SONGO OBRIGADO A VENCER APÓS PERÍODO PERICLITANTE

Uma vitória esta tarde frente ao Desportivo de Nacala, na casa deste, colocará a União Desportiva do Songo com 49 pontos. Mas isso, por si, não será suficiente para terminar o Moçambola-2024 em primeiro lugar, uma vez que o seu oponente directo, com vantagem de dois pontos, se empatar alcançará a mesma pontuação e obrigará que se faça o desempate pelo critério da diferença entre os tentos marcados e sofridos, no qual está em desvantagem de cinco golos positivos. Por isso, além de vencer, deve esperar que o Ferroviário de Lichinga também ganhe aos “touros” para ser campeão.

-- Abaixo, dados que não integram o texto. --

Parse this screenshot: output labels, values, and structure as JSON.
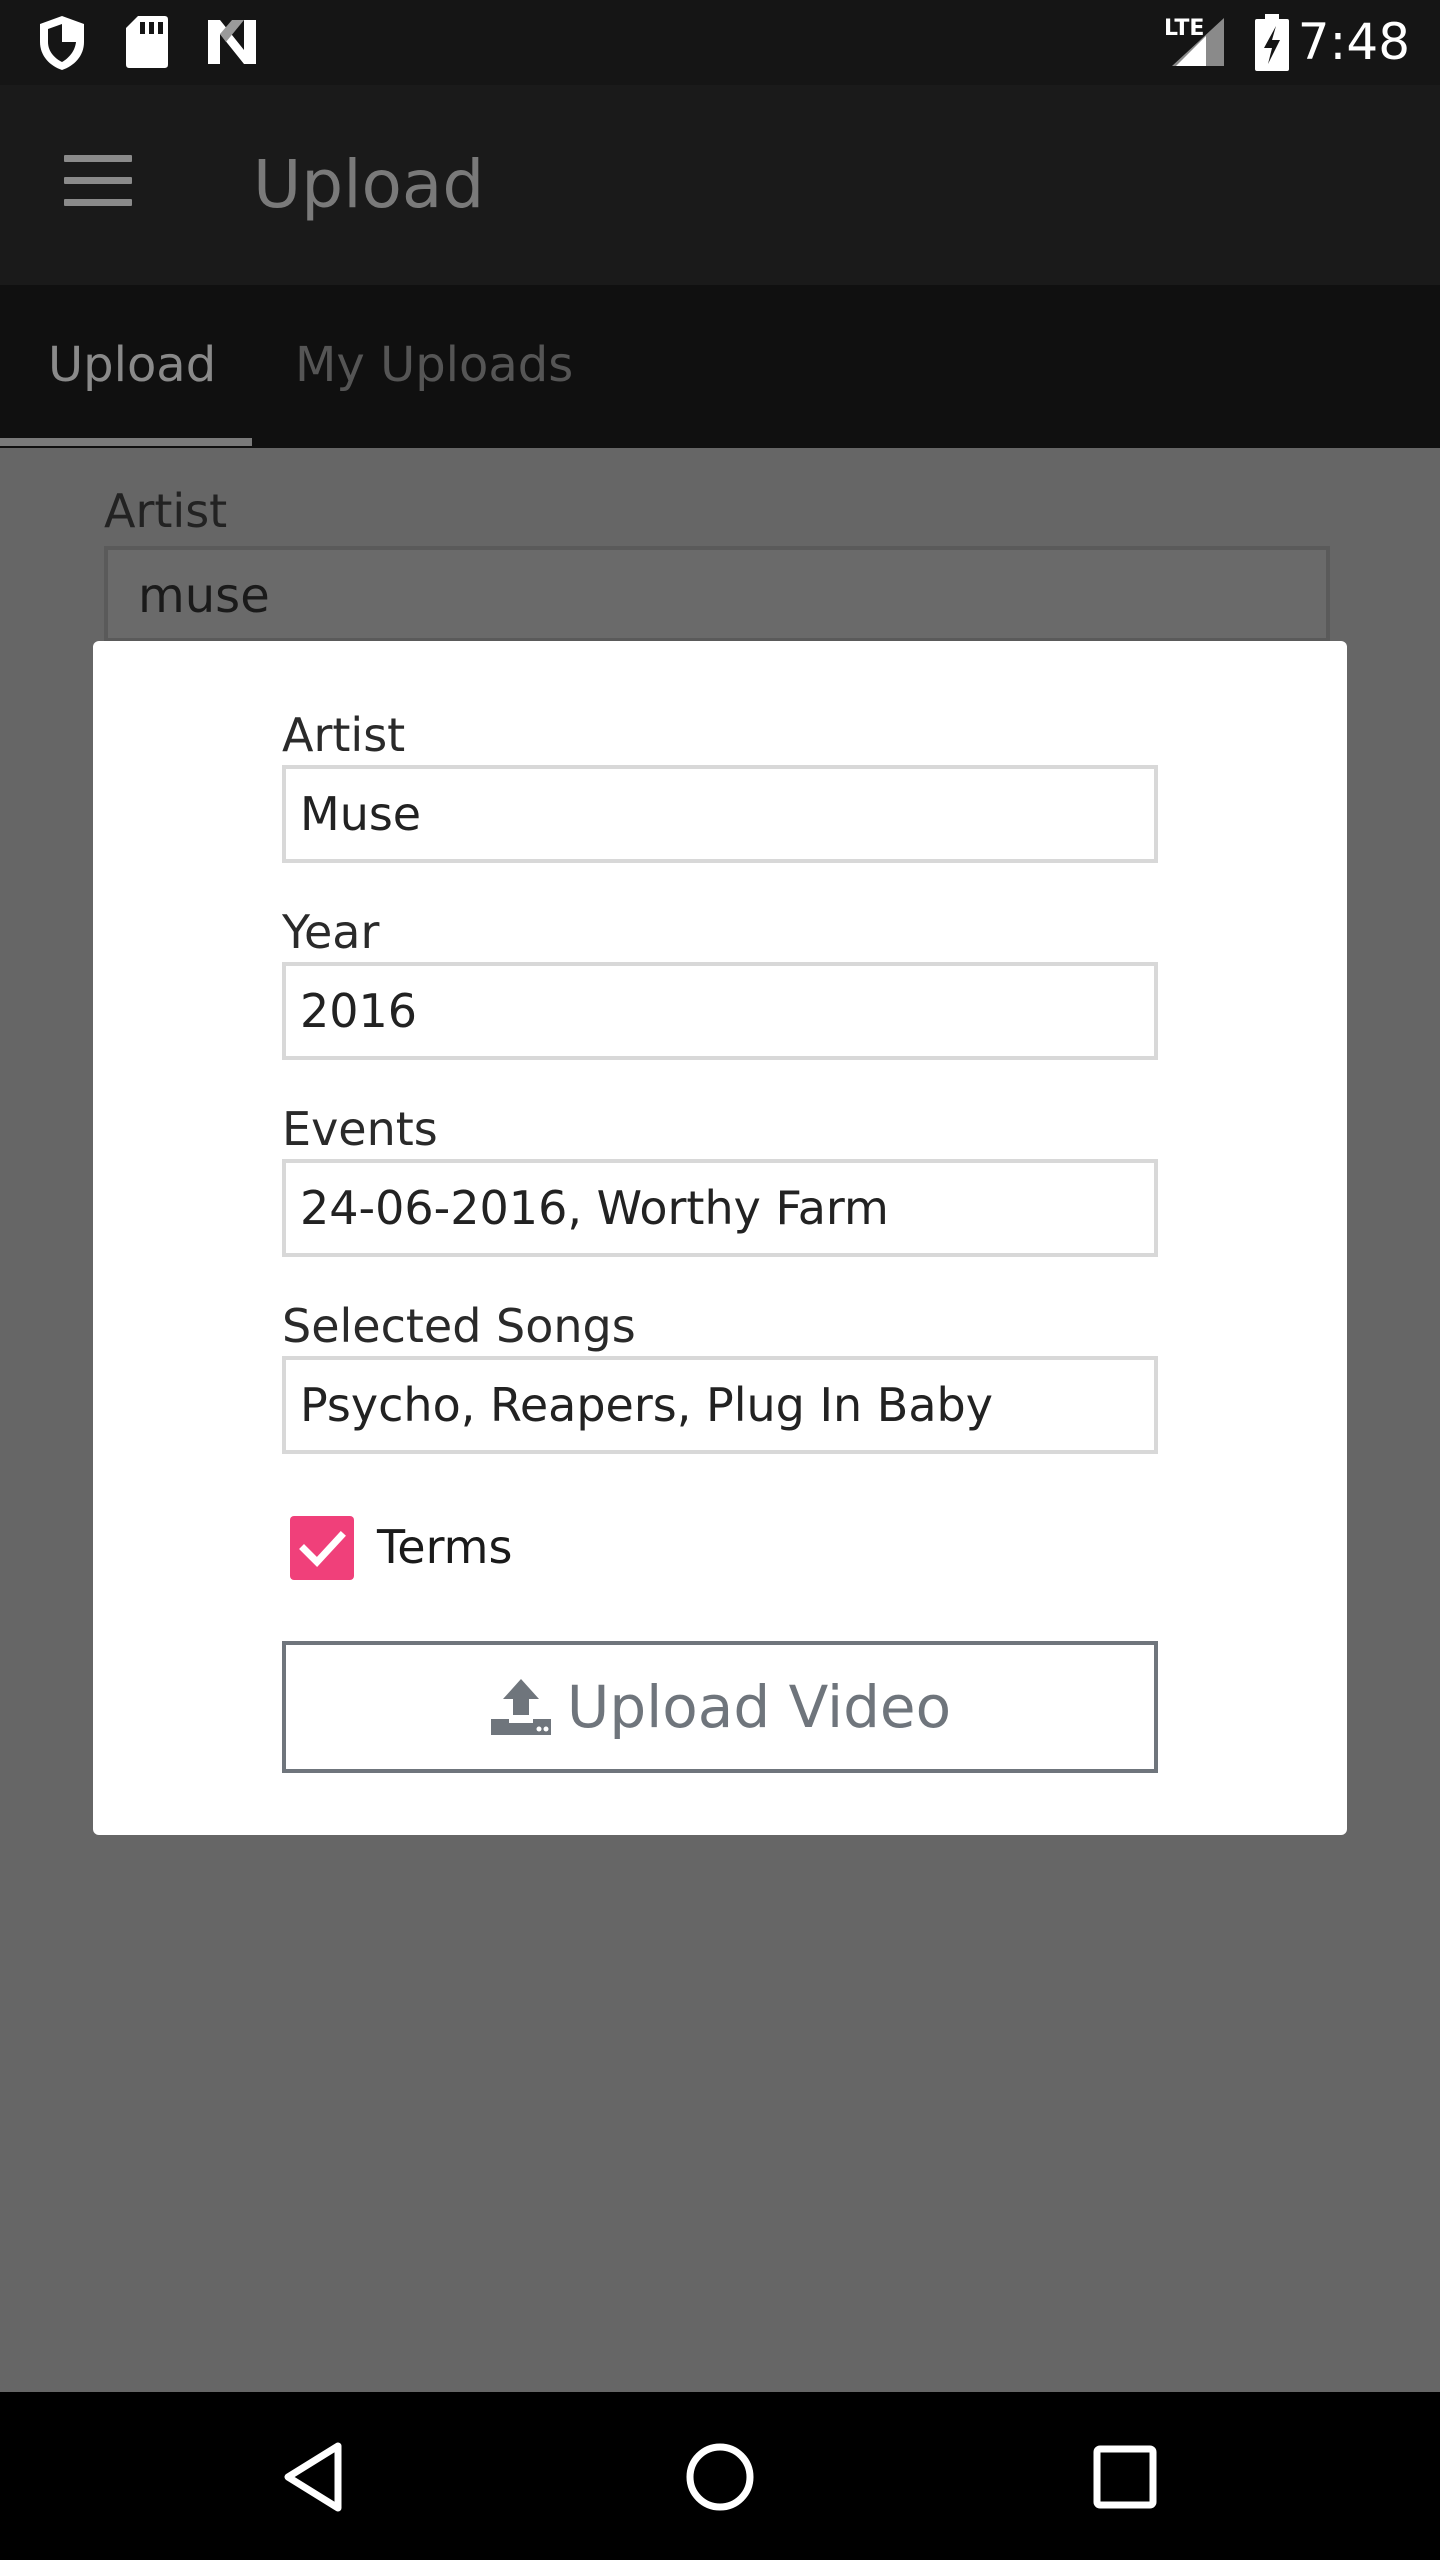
{
  "status_bar": {
    "time": "7:48",
    "network_label": "LTE",
    "icons": [
      "shield-icon",
      "sd-card-icon",
      "n-logo-icon",
      "lte-signal-icon",
      "battery-charging-icon"
    ]
  },
  "app_bar": {
    "title": "Upload",
    "menu_icon": "hamburger-menu-icon"
  },
  "tabs": [
    {
      "label": "Upload",
      "selected": true
    },
    {
      "label": "My Uploads",
      "selected": false
    }
  ],
  "background_form": {
    "artist_label": "Artist",
    "artist_value": "muse"
  },
  "dialog": {
    "fields": {
      "artist": {
        "label": "Artist",
        "value": "Muse"
      },
      "year": {
        "label": "Year",
        "value": "2016"
      },
      "events": {
        "label": "Events",
        "value": "24-06-2016, Worthy Farm"
      },
      "songs": {
        "label": "Selected Songs",
        "value": "Psycho, Reapers, Plug In Baby"
      }
    },
    "terms": {
      "label": "Terms",
      "checked": true
    },
    "upload_button": {
      "label": "Upload Video",
      "icon": "upload-icon"
    }
  },
  "colors": {
    "accent_checkbox": "#f0407a",
    "button_outline": "#6f757c",
    "overlay": "#666666"
  },
  "nav_bar": {
    "icons": [
      "back-icon",
      "home-icon",
      "recents-icon"
    ]
  }
}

Ganhando poderá qualificar-se de enorme superação a sua segunda volta, uma vez que é nela que conseguiu fazer mais pontos.

Destacar pela negativa a “travagem brusca” em Nampula na primeira volta (3-0) frente aos “axinenes”, na quinta jornada, mas esse período não fica manchado apenas por esse resultado. Lembramos que na terceira ronda os “hidroeléctricos” estiveram em vantagem de 0-2 sobre o Costa do Sol, na casa deste, permitindo o empate (2-2) na parte final da segunda parte, com o jogo praticamente controlado.

Também na jornada seguinte, na recepção ao Ferroviário da Beira, desperdiçou dois preciosos pontos, empatando sem golos, resultado considerado lisonjeiro para os campeões nacionais de 2023, que já nessa altura denotavam gritantes fragilidades. No entanto, deu a volta à crise, na Maxixe, batendo o Vilankulo (0-1) nos derradeiros minutos.

Esta podia ser uma vitória encorajadora e de conferir alento às restantes partidas da primeira volta, se o adversário seguinte não fosse a Black Bulls. Este jogo teve acesso à troca de “picardias”, que transbordaram para os 90 minutos e o resultado saldou-se num empate a um golo, que, segundo os relatos, teve sabor à vitória para os “touros”.  

Realce para um jogo extremamente difícil com o Ferroviário de Maputo, em franca recuperação, no campo do Afrin, onde conseguiu vencer por 0-1, e ainda na capital do país deu um correctivo ao “teimoso” Brera Tchumene (0-1), antes de receber e derrotar o Desportivo de Nacala na Vila do Songo (2-0). Neste despique, frise-se, os nacalenses alegaram um mau trabalho do quarteto de arbitragem.